The Last Utopia PDF Author: Samuel Moyn
Publisher: Harvard University Press
ISBN: 0674256522
Category : History
Languages : en
Pages : 346

Get Book Here

Book Description
Human rights offer a vision of international justice that today’s idealistic millions hold dear. Yet the very concept on which the movement is based became familiar only a few decades ago when it profoundly reshaped our hopes for an improved humanity. In this pioneering book, Samuel Moyn elevates that extraordinary transformation to center stage and asks what it reveals about the ideal’s troubled present and uncertain future. For some, human rights stretch back to the dawn of Western civilization, the age of the American and French Revolutions, or the post–World War II moment when the Universal Declaration of Human Rights was framed. Revisiting these episodes in a dramatic tour of humanity’s moral history, The Last Utopia shows that it was in the decade after 1968 that human rights began to make sense to broad communities of people as the proper cause of justice. Across eastern and western Europe, as well as throughout the United States and Latin America, human rights crystallized in a few short years as social activism and political rhetoric moved it from the hallways of the United Nations to the global forefront. It was on the ruins of earlier political utopias, Moyn argues, that human rights achieved contemporary prominence. The morality of individual rights substituted for the soiled political dreams of revolutionary communism and nationalism as international law became an alternative to popular struggle and bloody violence. But as the ideal of human rights enters into rival political agendas, it requires more vigilance and scrutiny than when it became the watchword of our hopes.

Narrative Fiction

Narrative Fiction PDF Author: Shlomith Rimmon-Kenan
Publisher: Routledge
ISBN: 1134464975
Category : Literary Criticism
Languages : en
Pages : 281

Get Book Here

Book Description
What is a narrative? What is narrative fiction? How does it differ from other kinds of narrative? What featuers turn a discourse into a narrative text? Now widely acknowledged as one of the most significant volumes in its field, Narrative Fiction turns its attention to these and other questions. In contrast to many other studies, Narrative Fiction is organized arround issues - such as events, time, focalization, characterization, narration, the text and its reading - rather than individual theorists or approaches.
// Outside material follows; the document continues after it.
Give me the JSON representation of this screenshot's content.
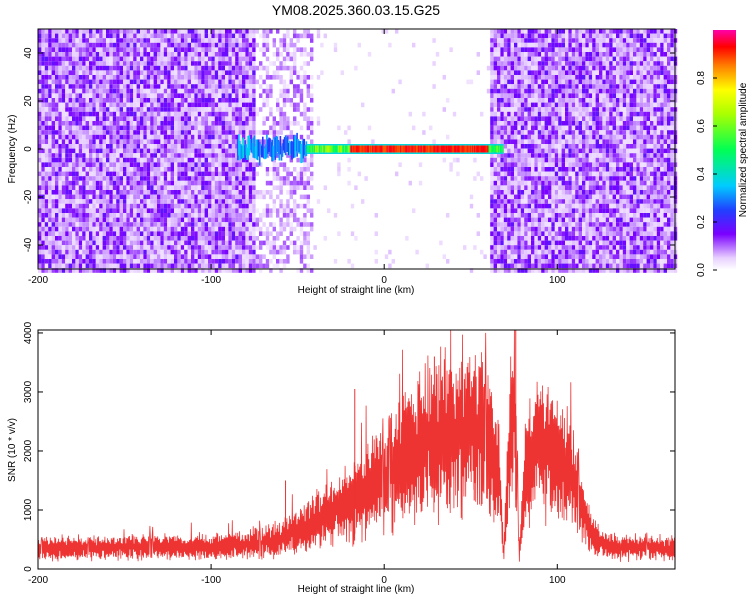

Within this structure, Shlomith Rimmon-Kenan addresses key approaches to narrative fiction, including New Criticism, formalism, structuralism and phenomenology, but also offers views of the modifications to these theroies. While presenting an analysis of the system governing all fictional narratives, whether in the form of novel, short story or narrative poem, she also suggests how individual narratives can be studied against the background of this general system. A broad range of literary examples illustrate key aspects of the study. This edition is brought fully up-to-date with an invaluable new chapter, reflecting on recent developments in narratology. Readers are also directed to key recent works in the field. These additions to a classic text ensure that Narrative Fiction will remain the ideal starting point for anyone new to narrative theory.